In de mediasector is er een klacht die steeds luider klinkt betreffende data scientists. Die zouden immers helemaal geen voeling hebben voor de beroepsaspecten. Het gebrek aan empathie van business-specialisten voor de datawetenschap vergroot nog de kloof tussen deze beide groepen, iets wat door bedrijven wordt betreurd.

Correlatie is geen causaliteit

Het gebrek aan begrip voor het « vak »p is vooral zichtbaar in de voorspellingsmodellen. Al te dikwijls zoeken datawetenschappers een samenhang, zonder daarbij na te gaan of die laatste ook logisch zijn (hier is het misschien interessant dat u een blik werpt op deze website (Engels),die zinloze correlaties bundelt).

Maar eigenlijk, waarom zouden datawetenschappers tijd moeten verliezen om te verifiëren of modellen wel overeenkomsten met een bepaald gezichtspunt vanuit het vak? Een collega suggereerde dat het net de eigenheid van datawetenschappers is om correlaties te zoeken waaraan bedrijven nooit zouden hebben gedacht zonder Big Data. Vanuit zuiver technisch oogpunt is deze mening verdedigbaar. Als de correlaties geen “beroeps”-nut hebben, zal het hergebruik van het model met recente gegevens het model devalueren.

20 jaar geleden gaven de econometers, bij gebrek aan krachtige berekeningen, hypotheses die ze probeerden te verifiëren via gegevens. Die hypotheses waren gebaseerd op een begrip a priori van het menselijke gedrag.

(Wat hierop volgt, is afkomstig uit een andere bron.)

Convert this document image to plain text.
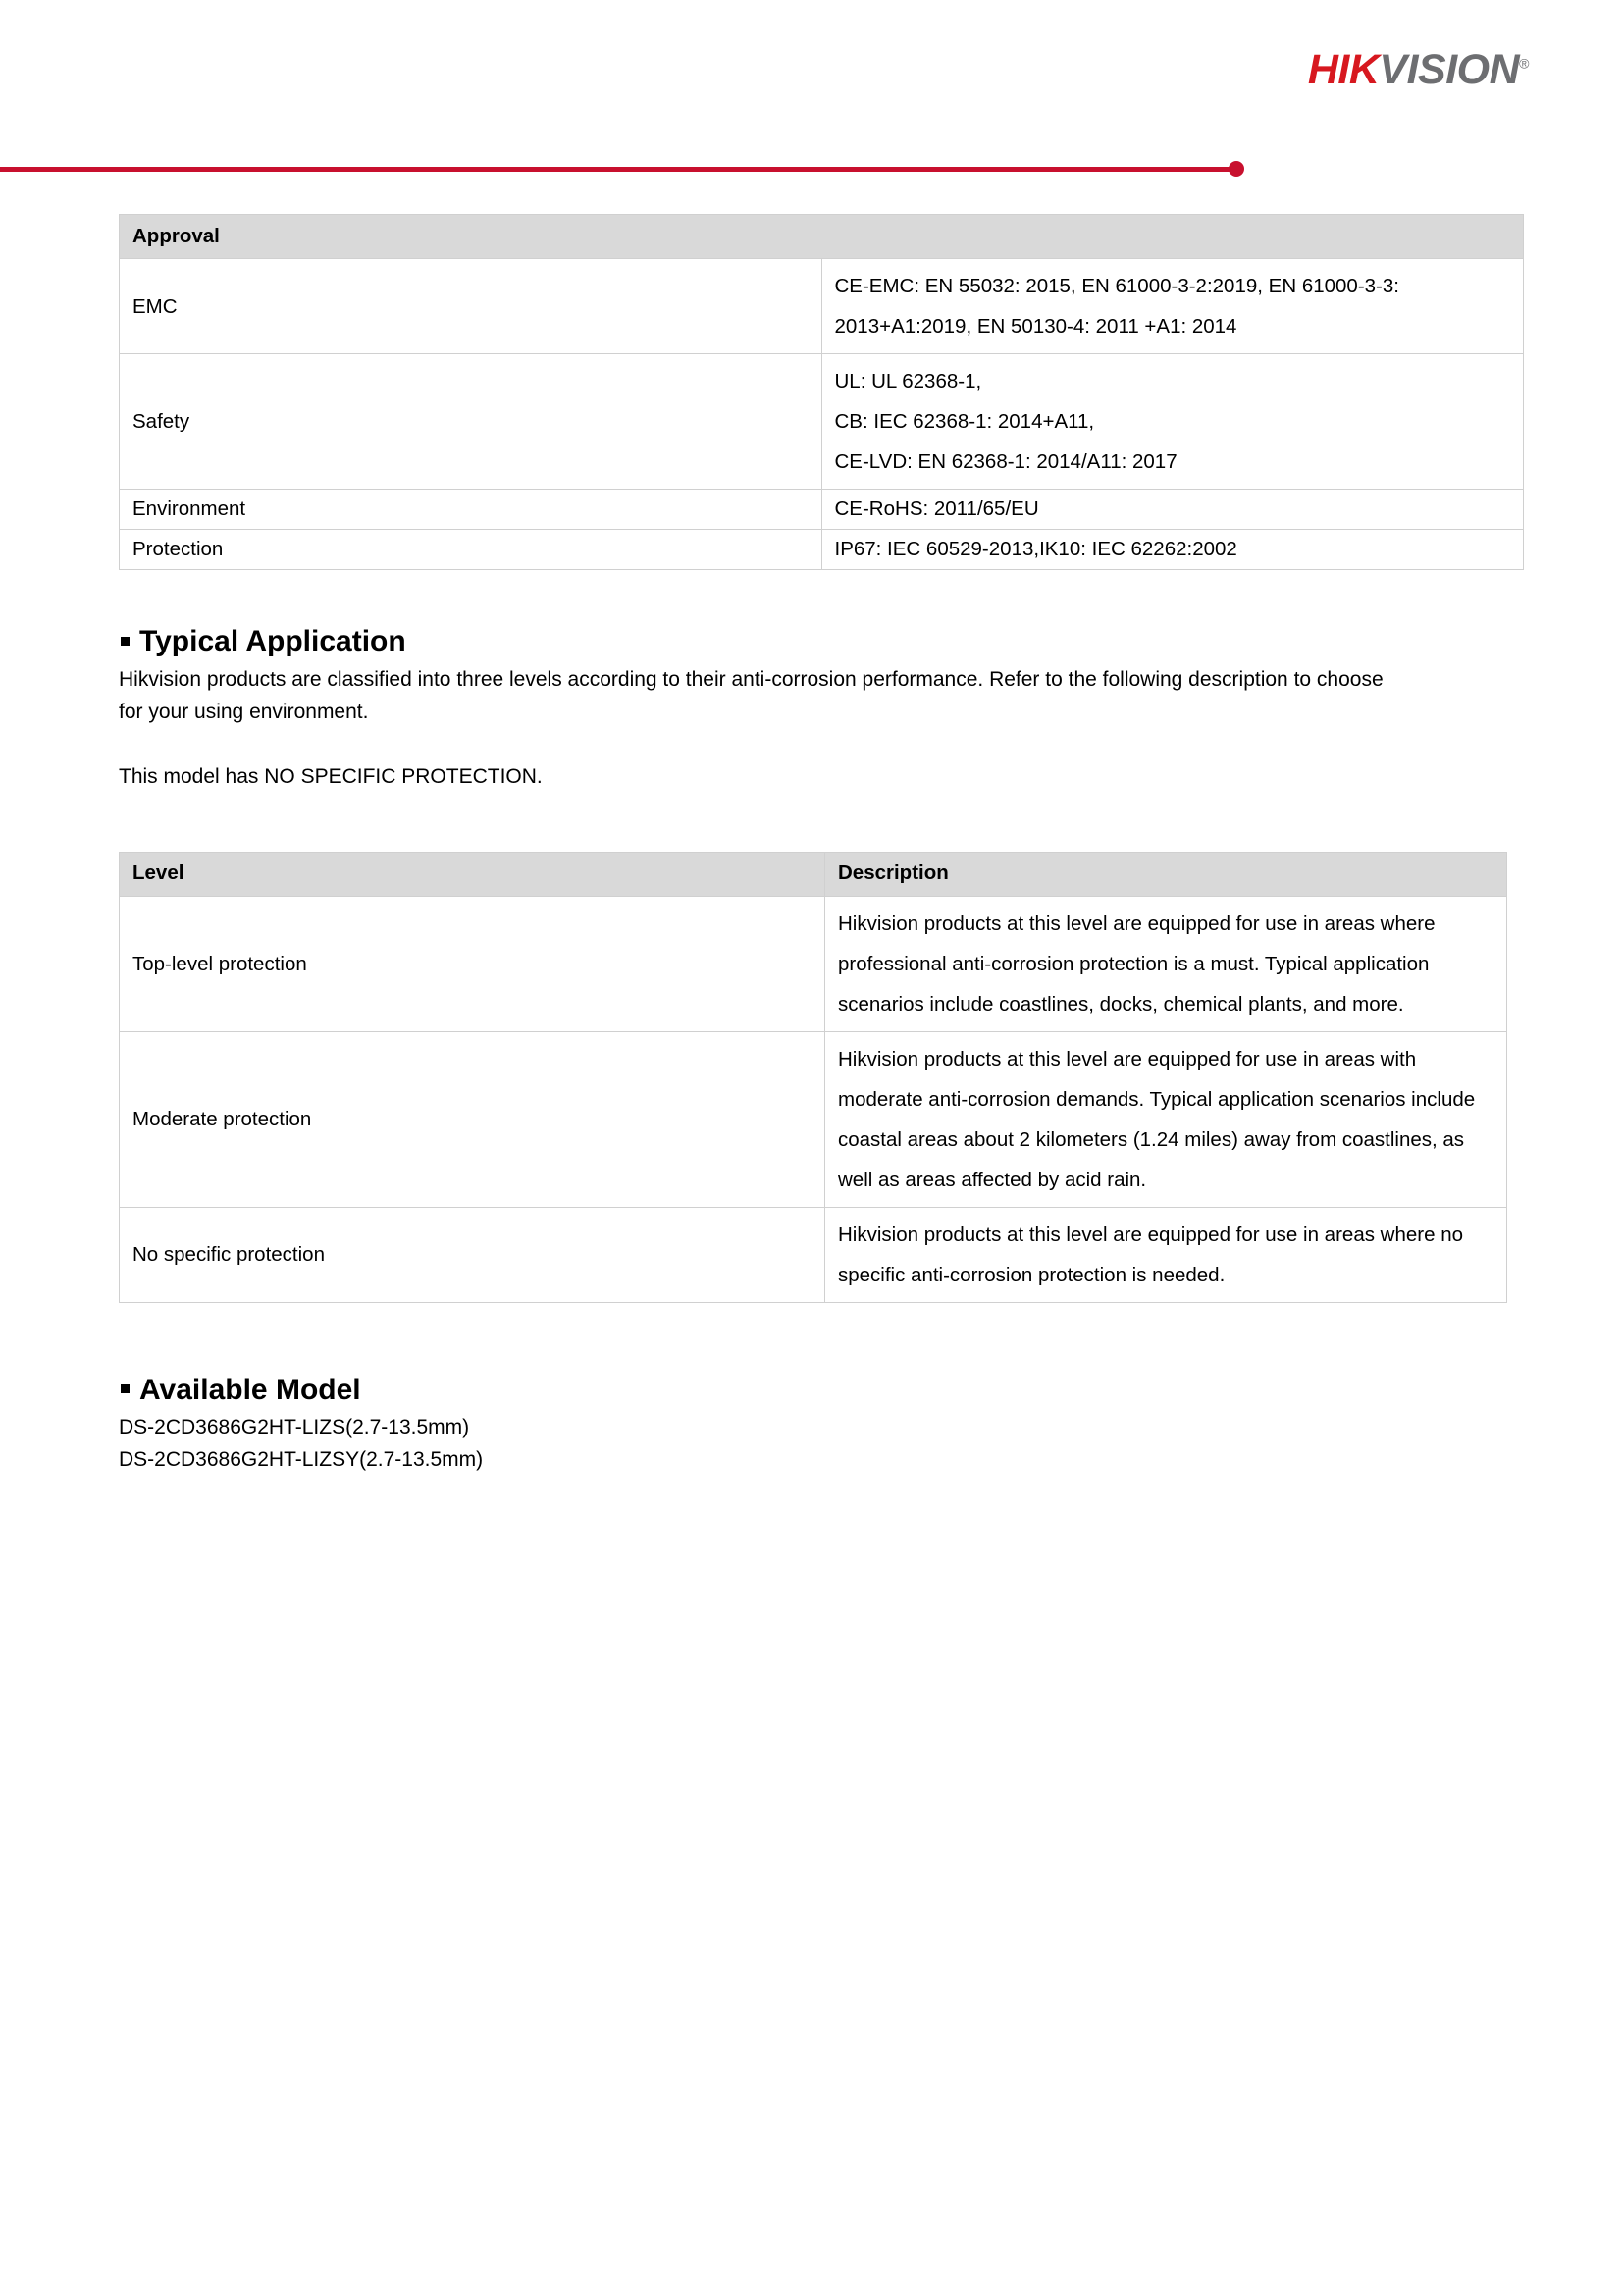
HIKVISION®
Approval	

EMC	CE-EMC: EN 55032: 2015, EN 61000-3-2:2019, EN 61000-3-3: 2013+A1:2019, EN 50130-4: 2011 +A1: 2014

Safety	UL: UL 62368-1,
CB: IEC 62368-1: 2014+A11,
CE-LVD: EN 62368-1: 2014/A11: 2017

Environment	CE-RoHS: 2011/65/EU

Protection	IP67: IEC 60529-2013,IK10: IEC 62262:2002
Typical Application

Hikvision products are classified into three levels according to their anti-corrosion performance. Refer to the following description to choose for your using environment.

This model has NO SPECIFIC PROTECTION.

Level	Description

Top-level protection	Hikvision products at this level are equipped for use in areas where professional anti-corrosion protection is a must. Typical application scenarios include coastlines, docks, chemical plants, and more.

Moderate protection	Hikvision products at this level are equipped for use in areas with moderate anti-corrosion demands. Typical application scenarios include coastal areas about 2 kilometers (1.24 miles) away from coastlines, as well as areas affected by acid rain.

No specific protection	Hikvision products at this level are equipped for use in areas where no specific anti-corrosion protection is needed.
Available Model

DS-2CD3686G2HT-LIZS(2.7-13.5mm)

DS-2CD3686G2HT-LIZSY(2.7-13.5mm)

Vandaag is rekenkracht aanwezig voor een belachelijk bedrag en zijn datawetenschappers niet meer gegeneerd door voorspellingsmodellen. Ze berekenen alle mogelijke correlaties om voor elk individu een uniek model te creëren.

De gezamenlijke aanpak heeft plaats gemaakt voor een individuele aanpak.

De Big Data maakt zuiver mathematische modellen waaruit de sociologische aspecten verwijderd zijn. In de onderneming was die sociologische kennis van het consumentengedrag voorbehouden aan de beroepsspecialisten, die nu terrein verliezen. Voor sommigen kan dat vooruitgang zijn (de overgang van een subjectieve waargenomen kennis naar een gegarandeerde objectivering van de kennis), toch lijken me de gevolgen aanzienlijk.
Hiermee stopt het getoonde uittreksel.